At Intel, Dawn works on product innovation by exploring how consumers experience products. To do this, she uses ethnographic research to understand, more generally, how consumers interact with wearables, experience time and self-tracking, and how they interpret data. Dawn works in the US and Europe and has been focusing on projects in community-based environmental health, and software for supporting data literacy.

Data Science and Anthropology

Dawn has been engaged in the Quantified Self organization, an interdisciplinary group of people using various forms of data collection to better understand themselves. “One reason I got into data was because [of] the need to unpack and understand what was going on,” said Dawn.

Wearables and biosensors, mobile phones and the Internet of Things (IoT) means data is being produced and captured everywhere always. Understanding these data sets can give us rich insight into how we move through our worlds, but that requires consideration about what it means to work with that data—and to consider contexts and perspectives regarding what the data is and what it can tell us.

Dawn’s work has been largely centered upon this. She has been interested in how people are going to encounter new data types—how will people come at the data? From what positions? “Data literacy is a social process,” Dawn says. “And the only way we strengthen that process is by building the institutional capacity. Frankly, I think Atlas is at the cutting edge of this.”

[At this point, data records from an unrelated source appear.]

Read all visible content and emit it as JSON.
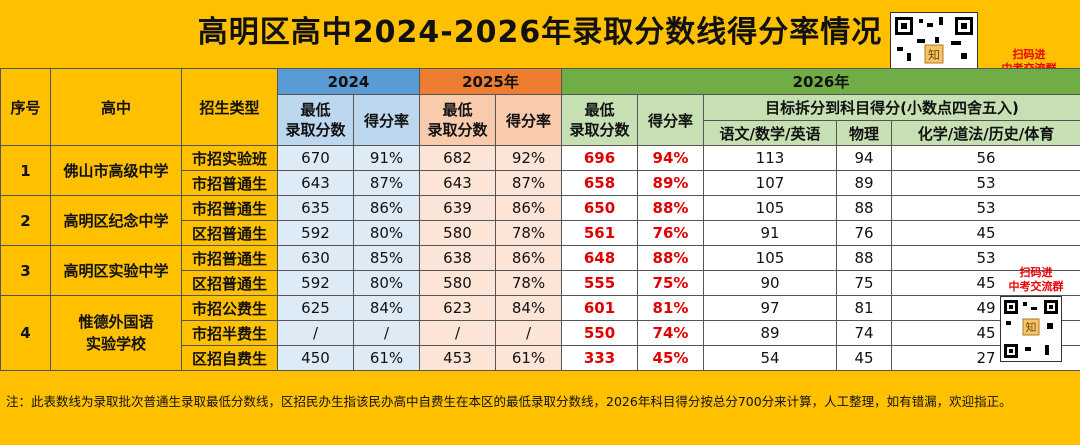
{
  "title": "高明区高中2024-2026年录取分数线得分率情况",
  "qr_caption": "扫码进\n中考交流群",
  "qr_caption2": "扫码进\n中考交流群",
  "header": {
    "seq": "序号",
    "school": "高中",
    "type": "招生类型",
    "y2024": "2024",
    "y2025": "2025年",
    "y2026": "2026年",
    "min_score": "最低\n录取分数",
    "rate": "得分率",
    "split": "目标拆分到科目得分(小数点四舍五入)",
    "sub1": "语文/数学/英语",
    "sub2": "物理",
    "sub3": "化学/道法/历史/体育"
  },
  "rows": [
    {
      "seq": "1",
      "school": "佛山市高级中学",
      "type": "市招实验班",
      "s24": "670",
      "r24": "91%",
      "s25": "682",
      "r25": "92%",
      "s26": "696",
      "r26": "94%",
      "a": "113",
      "b": "94",
      "c": "56"
    },
    {
      "seq": "",
      "school": "",
      "type": "市招普通生",
      "s24": "643",
      "r24": "87%",
      "s25": "643",
      "r25": "87%",
      "s26": "658",
      "r26": "89%",
      "a": "107",
      "b": "89",
      "c": "53"
    },
    {
      "seq": "2",
      "school": "高明区纪念中学",
      "type": "市招普通生",
      "s24": "635",
      "r24": "86%",
      "s25": "639",
      "r25": "86%",
      "s26": "650",
      "r26": "88%",
      "a": "105",
      "b": "88",
      "c": "53"
    },
    {
      "seq": "",
      "school": "",
      "type": "区招普通生",
      "s24": "592",
      "r24": "80%",
      "s25": "580",
      "r25": "78%",
      "s26": "561",
      "r26": "76%",
      "a": "91",
      "b": "76",
      "c": "45"
    },
    {
      "seq": "3",
      "school": "高明区实验中学",
      "type": "市招普通生",
      "s24": "630",
      "r24": "85%",
      "s25": "638",
      "r25": "86%",
      "s26": "648",
      "r26": "88%",
      "a": "105",
      "b": "88",
      "c": "53"
    },
    {
      "seq": "",
      "school": "",
      "type": "区招普通生",
      "s24": "592",
      "r24": "80%",
      "s25": "580",
      "r25": "78%",
      "s26": "555",
      "r26": "75%",
      "a": "90",
      "b": "75",
      "c": "45"
    },
    {
      "seq": "4",
      "school": "惟德外国语\n实验学校",
      "type": "市招公费生",
      "s24": "625",
      "r24": "84%",
      "s25": "623",
      "r25": "84%",
      "s26": "601",
      "r26": "81%",
      "a": "97",
      "b": "81",
      "c": "49"
    },
    {
      "seq": "",
      "school": "",
      "type": "市招半费生",
      "s24": "/",
      "r24": "/",
      "s25": "/",
      "r25": "/",
      "s26": "550",
      "r26": "74%",
      "a": "89",
      "b": "74",
      "c": "45"
    },
    {
      "seq": "",
      "school": "",
      "type": "区招自费生",
      "s24": "450",
      "r24": "61%",
      "s25": "453",
      "r25": "61%",
      "s26": "333",
      "r26": "45%",
      "a": "54",
      "b": "45",
      "c": "27"
    }
  ],
  "note": "注：此表数线为录取批次普通生录取最低分数线，区招民办生指该民办高中自费生在本区的最低录取分数线，2026年科目得分按总分700分来计算，人工整理，如有错漏，欢迎指正。"
}
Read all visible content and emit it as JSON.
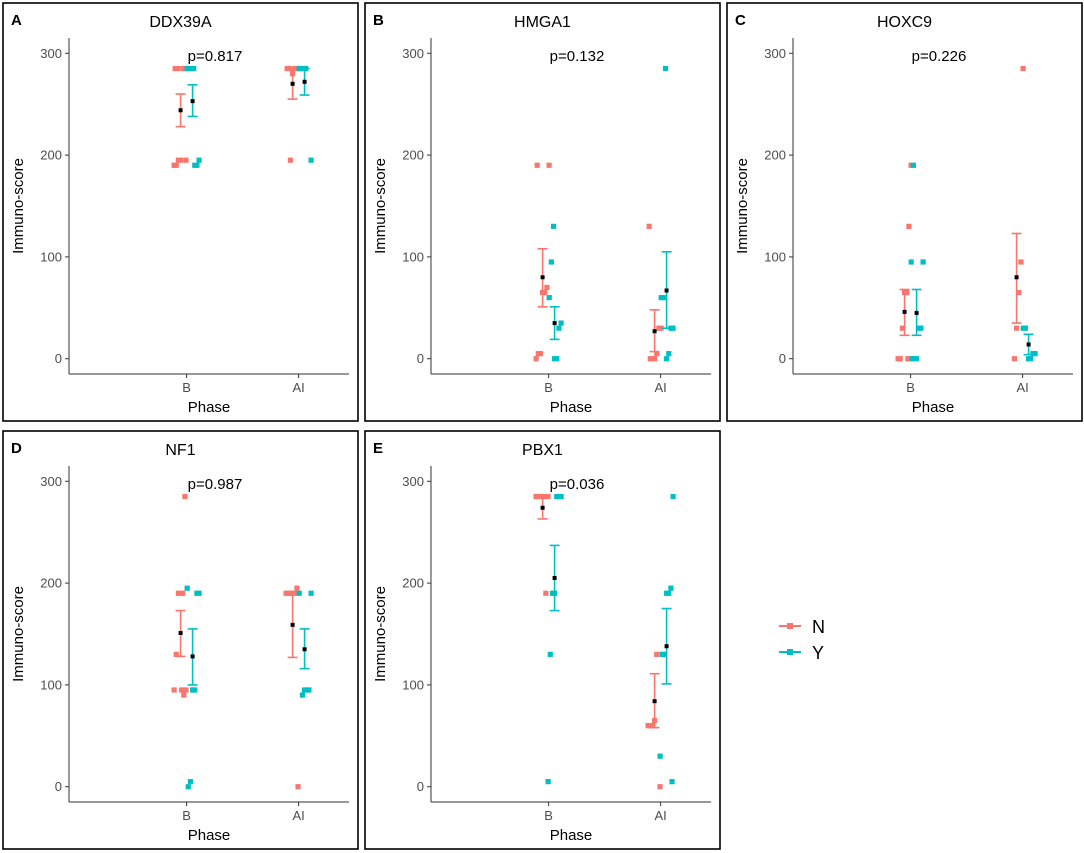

Interacting with data in a meaningful way is an ongoing challenge for both individuals and organizations. “Data literacy for consumers, therefore, is an important component to the project of using data productively and to do good,” says Dawn. “Organizations like Atlas, that introduce accessible methods for compiling and interpreting data to consumers, play an important role in promoting the type of data literacy that can empower people to identify their own solutions and improve their own lives.”

Why is Atlas of Caregiving Significant?

Atlas is unique because it does not subscribe to a mere commercial or medical perspective on the usefulness—or use—of data. As she explains:

Commercial use of data means dumbing it down, adding simple goals, like 10,000 steps on the Fitbit, that may be strictly superficial and not add any real value to an individual’s health and wellness. Conversely, medical perspectives on data focus on research objectives and the management of patients. These perspectives are often either overly complex and technical for consumers, or too generalized to large populations, not accounting for important context of different patient situations.

Instead, Atlas is helping people collect and interpret their own data. In this way, Atlas is similar to, or possibly a facet of, the Quantified Self movement which attracts people who are able to reflect on the data they collect about themselves and their day-to-day lives.

“Raj is picking up on this idea that people can, if given the space, reflect and ponder their world—but it’s not always obvious what exactly to keep track of,” says Dawn. “Is it the steps in one day or the trends that happen over an extended time?”

Built into Atlas’ CareMap and the CareMap Workshop is an intentionally designed environment to encourage teaching and learning about the data represented in the CareMap. The space is flexible, responsive to where people are at, and encourages them to consider things from different angles.

According to Dawn, part of the challenge is that interpreting data is part of a culture that says the data speaks for itself—that the data is a prompt to do other things. “If we don’t teach people to think about what the data means—if we keep just making more data without thinking about how to process and question and read and interpret, then we’ll keep on having these booms and busts,” she says.

To Dawn, the transformative thing about Atlas is that it doesn’t make those assumptions. “In a way, Atlas is a stake in the ground and a clear claim that the way we should be handling information is not to make assumptions about what anyone should ‘optimize’ – it’s more about helping people to understand how to think about that data,” she says.